Best practice management

Rhus (Toxicodendron succedaneum) management generally relates to either the removal of single ornamental trees, or the control of small outbreaks of seedlings or young trees in bushland areas. Mechanical removal of Rhus is the main method of control (Parson & Cuthbertson 2001). Care must be taken in all Rhus control situations as any contact with the tree is dangerous. Physical removal of trees has high associated risks of poisoning, and difficulties of disposing of the plant material. Wear protective clothing at all times. However a safe method of control is probably by stem injection of herbicide (see Chemical control below).

Chemical control: The safest method of control is probably by stem injection of herbicide (DPI, NSW 2019), also known as Cut stump. Other methods include the basal bark treatment and is suitable for trees or shrubs that are actively growing and not stressed. It is not suitable for plants with thick, papery bark, and involves painting the stems with herbicides. for further information see: Brisbane City Council (2020). Please also see the Australian Pesticides and Veterinary Medicines Authority for chemical information http://www.apvma.gov.au 

Non-chemical control: Physical control Preferably undertake removal in the winter months when the leaves have been shed to minimise toxicity then grub the trees, making sure most of the root system is removed so as to minimise suckering. Do not burn Rhus as the allergen is especially harmful as an airborne oil (Parson & Cuthbertson 2001).

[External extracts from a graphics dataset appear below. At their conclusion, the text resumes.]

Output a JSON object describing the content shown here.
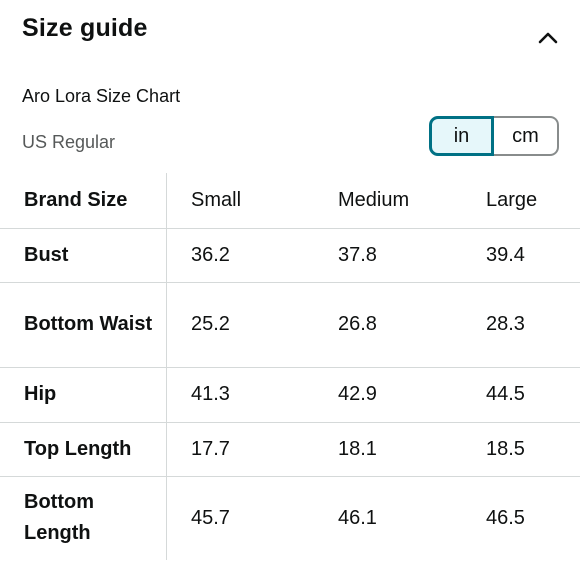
{
  "header": {
    "title": "Size guide",
    "collapse_icon": "chevron-up-icon"
  },
  "chart": {
    "name": "Aro Lora Size Chart",
    "region": "US Regular"
  },
  "units": {
    "options": [
      "in",
      "cm"
    ],
    "selected": "in"
  },
  "colors": {
    "accent": "#007185",
    "selected_bg": "#e6f7fa",
    "secondary_text": "#565959",
    "divider": "#d5d9d9"
  },
  "table": {
    "header": [
      "Brand Size",
      "Small",
      "Medium",
      "Large"
    ],
    "rows": [
      {
        "label": "Bust",
        "values": [
          "36.2",
          "37.8",
          "39.4"
        ]
      },
      {
        "label": "Bottom Waist",
        "values": [
          "25.2",
          "26.8",
          "28.3"
        ]
      },
      {
        "label": "Hip",
        "values": [
          "41.3",
          "42.9",
          "44.5"
        ]
      },
      {
        "label": "Top Length",
        "values": [
          "17.7",
          "18.1",
          "18.5"
        ]
      },
      {
        "label": "Bottom Length",
        "values": [
          "45.7",
          "46.1",
          "46.5"
        ]
      }
    ]
  }
}
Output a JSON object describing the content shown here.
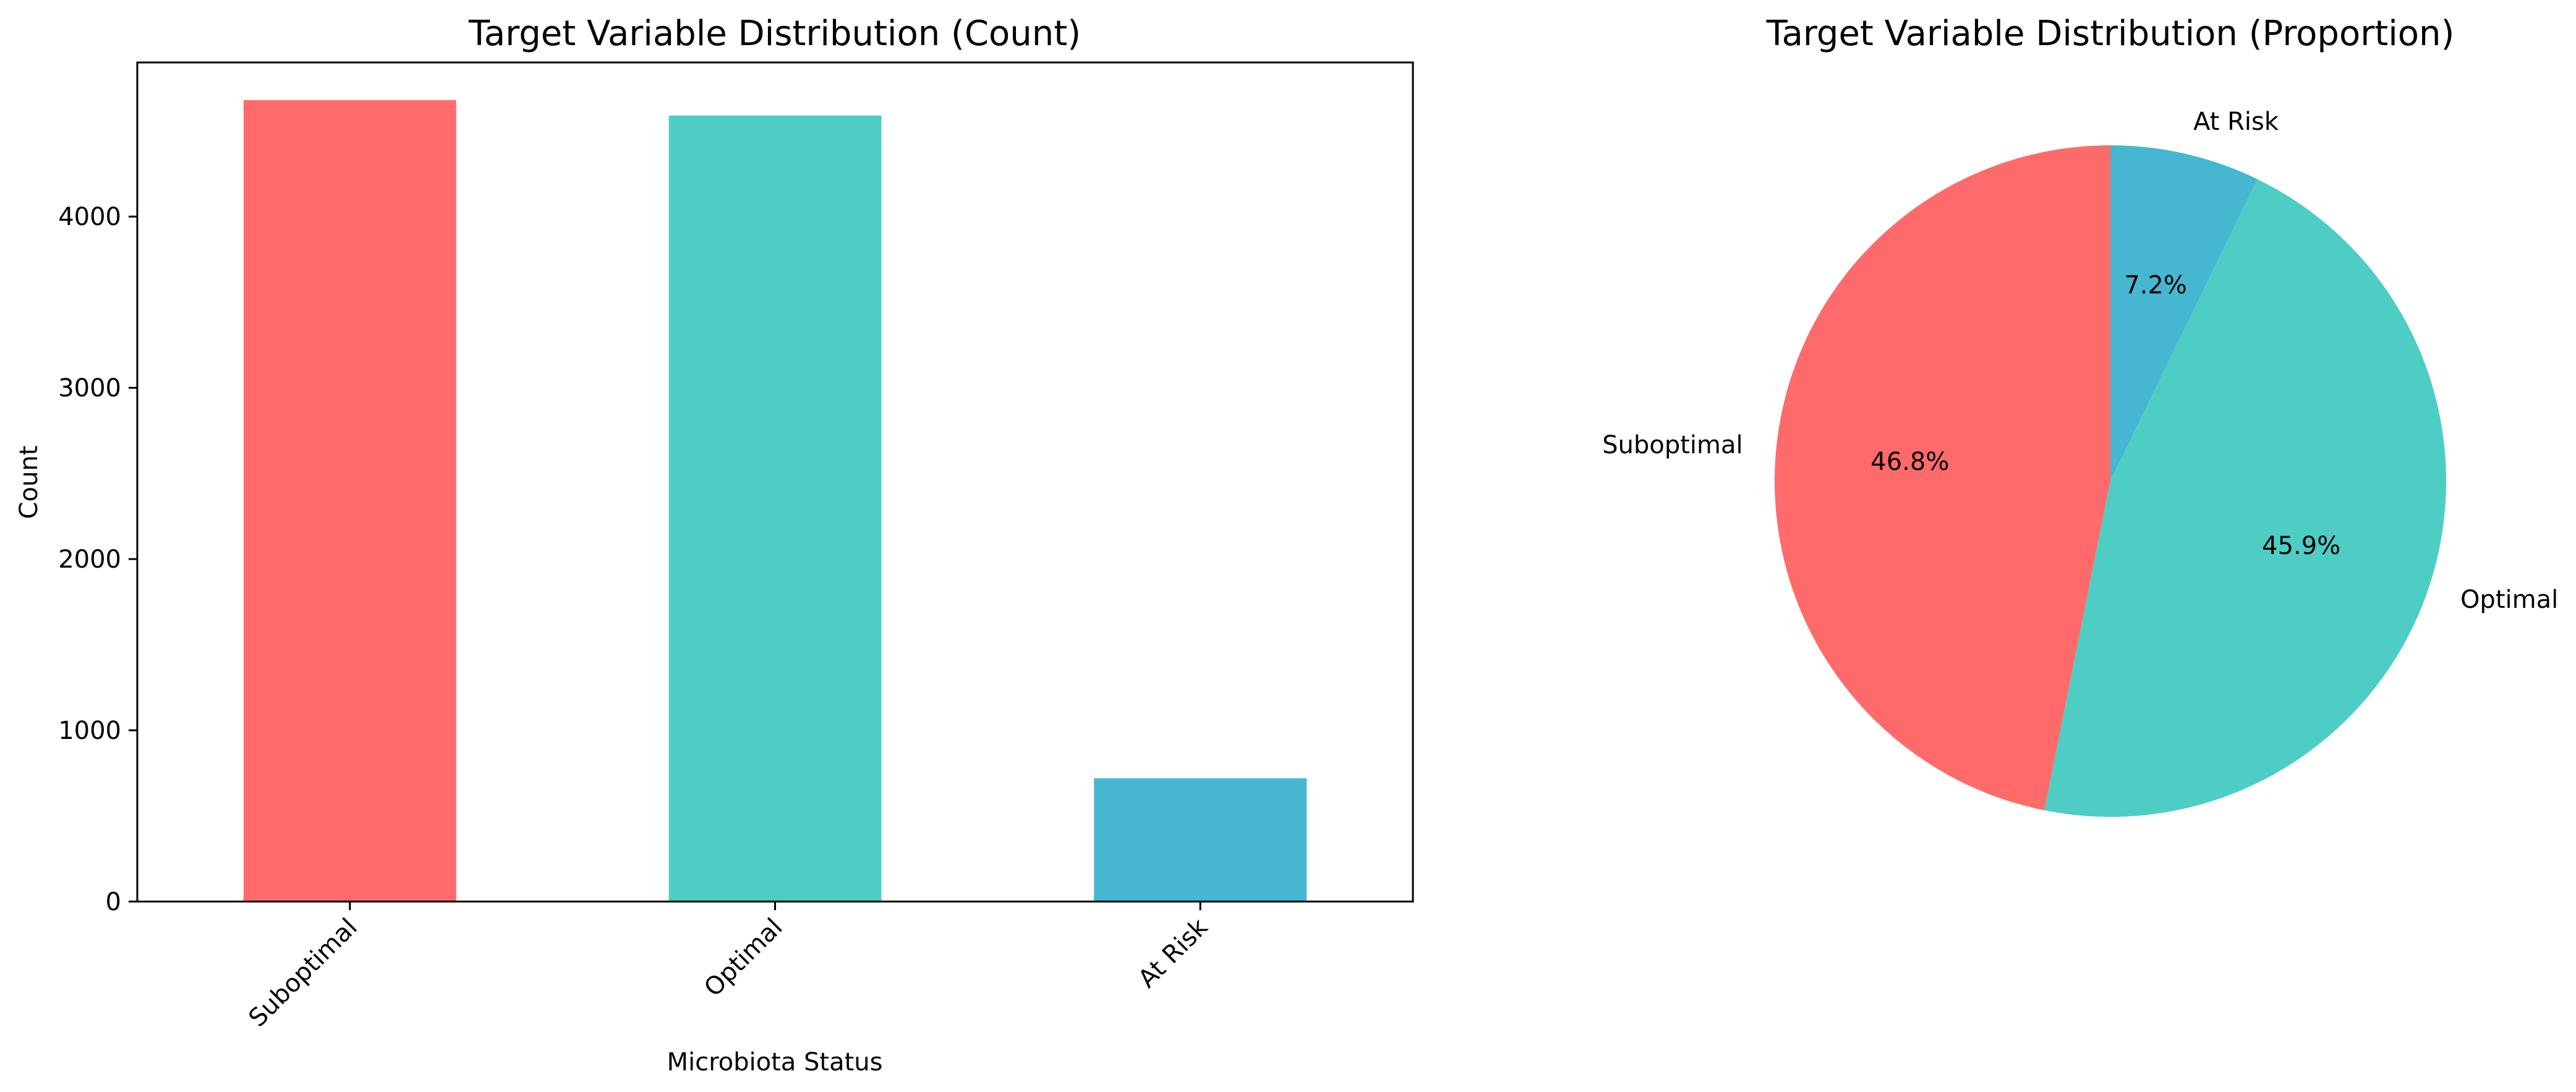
{
  "chart_data": [
    {
      "type": "bar",
      "title": "Target Variable Distribution (Count)",
      "xlabel": "Microbiota Status",
      "ylabel": "Count",
      "categories": [
        "Suboptimal",
        "Optimal",
        "At Risk"
      ],
      "values": [
        4680,
        4590,
        720
      ],
      "colors": [
        "#ff6b6b",
        "#4ecdc4",
        "#45b7d1"
      ],
      "ylim": [
        0,
        4900
      ],
      "yticks": [
        0,
        1000,
        2000,
        3000,
        4000
      ],
      "ytick_labels": [
        "0",
        "1000",
        "2000",
        "3000",
        "4000"
      ],
      "grid": false
    },
    {
      "type": "pie",
      "title": "Target Variable Distribution (Proportion)",
      "labels": [
        "Suboptimal",
        "Optimal",
        "At Risk"
      ],
      "values": [
        46.8,
        45.9,
        7.2
      ],
      "pct_labels": [
        "46.8%",
        "45.9%",
        "7.2%"
      ],
      "colors": [
        "#ff6b6b",
        "#4ecdc4",
        "#45b7d1"
      ]
    }
  ]
}
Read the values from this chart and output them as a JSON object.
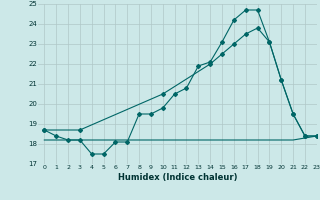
{
  "title": "",
  "xlabel": "Humidex (Indice chaleur)",
  "background_color": "#cce8e8",
  "grid_color": "#b0c8c8",
  "line_color": "#006666",
  "ylim": [
    17,
    25
  ],
  "xlim": [
    -0.5,
    23
  ],
  "yticks": [
    17,
    18,
    19,
    20,
    21,
    22,
    23,
    24,
    25
  ],
  "xticks": [
    0,
    1,
    2,
    3,
    4,
    5,
    6,
    7,
    8,
    9,
    10,
    11,
    12,
    13,
    14,
    15,
    16,
    17,
    18,
    19,
    20,
    21,
    22,
    23
  ],
  "line1_x": [
    0,
    1,
    2,
    3,
    4,
    5,
    6,
    7,
    8,
    9,
    10,
    11,
    12,
    13,
    14,
    15,
    16,
    17,
    18,
    19,
    20,
    21,
    22,
    23
  ],
  "line1_y": [
    18.7,
    18.4,
    18.2,
    18.2,
    17.5,
    17.5,
    18.1,
    18.1,
    19.5,
    19.5,
    19.8,
    20.5,
    20.8,
    21.9,
    22.1,
    23.1,
    24.2,
    24.7,
    24.7,
    23.1,
    21.2,
    19.5,
    18.4,
    18.4
  ],
  "line2_x": [
    0,
    3,
    10,
    14,
    15,
    16,
    17,
    18,
    19,
    20,
    21,
    22,
    23
  ],
  "line2_y": [
    18.7,
    18.7,
    20.5,
    22.0,
    22.5,
    23.0,
    23.5,
    23.8,
    23.1,
    21.2,
    19.5,
    18.4,
    18.4
  ],
  "line3_x": [
    0,
    21,
    23
  ],
  "line3_y": [
    18.2,
    18.2,
    18.4
  ]
}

Does it have a biological control agent?


When does it grow? (lifecycle/growth calendar)

Rhus (Toxicodendron succedaneum) spreads via seeds and these germinate in spring producing a single erect stem and fibrous roots. Short rhizomes form on the basal portions of the stem towards the end of summer. Seedlings are dormant during winter. Flower buds do not develop until late summer of the second growth season. Flowering does not occur until the following spring when the new season's leaves are fully expanded. Fruit matures in autumn and often remains on the plant over winter (Parsons & Cuthbertson 2001).

Where Is It Found?

Which states and territories is it found?


What areas within states and territories is it found?

Rhus (Toxicodendron succedaneum) is currently only known to occur as a weed in the Central Coast of New South Wales around Sydney (Parson & Cuthbertson 2001); and in and south of Brisbane (AVH 2020).

Where does it originate?

Rhus is native to Japan, China and the Himalayan region (Parsons & Cuthbertson 2001).

National And State Weed Listings

Is it a Weed of National Significance (WONS)?


Where is it a declared weed?


Government weed strategies and lists – Weeds Australia

Is it on the National Alert List for Environmental Weeds?


Government weed strategies and lists – Weeds Australia

Is it on the Agricultural Sleeper List?


Government weed strategies and lists – Weeds Australia

Names And Taxonomy

Main scientific name

Toxicodendron succedaneum

Other scientific names (synonyms)?

Rhus succedanea L.

Toxicodendron diversilobum auct. non (Torr. & A.Gray) Greene

Does it have other known common name(s)?

Rhus Tree, Japanese Tallow Tree, Japanese Wax Tree, Poison Ivy, Scarlet Rhus, Sumac Wax Tree, Red-lac, Wax Tree, Wasboom.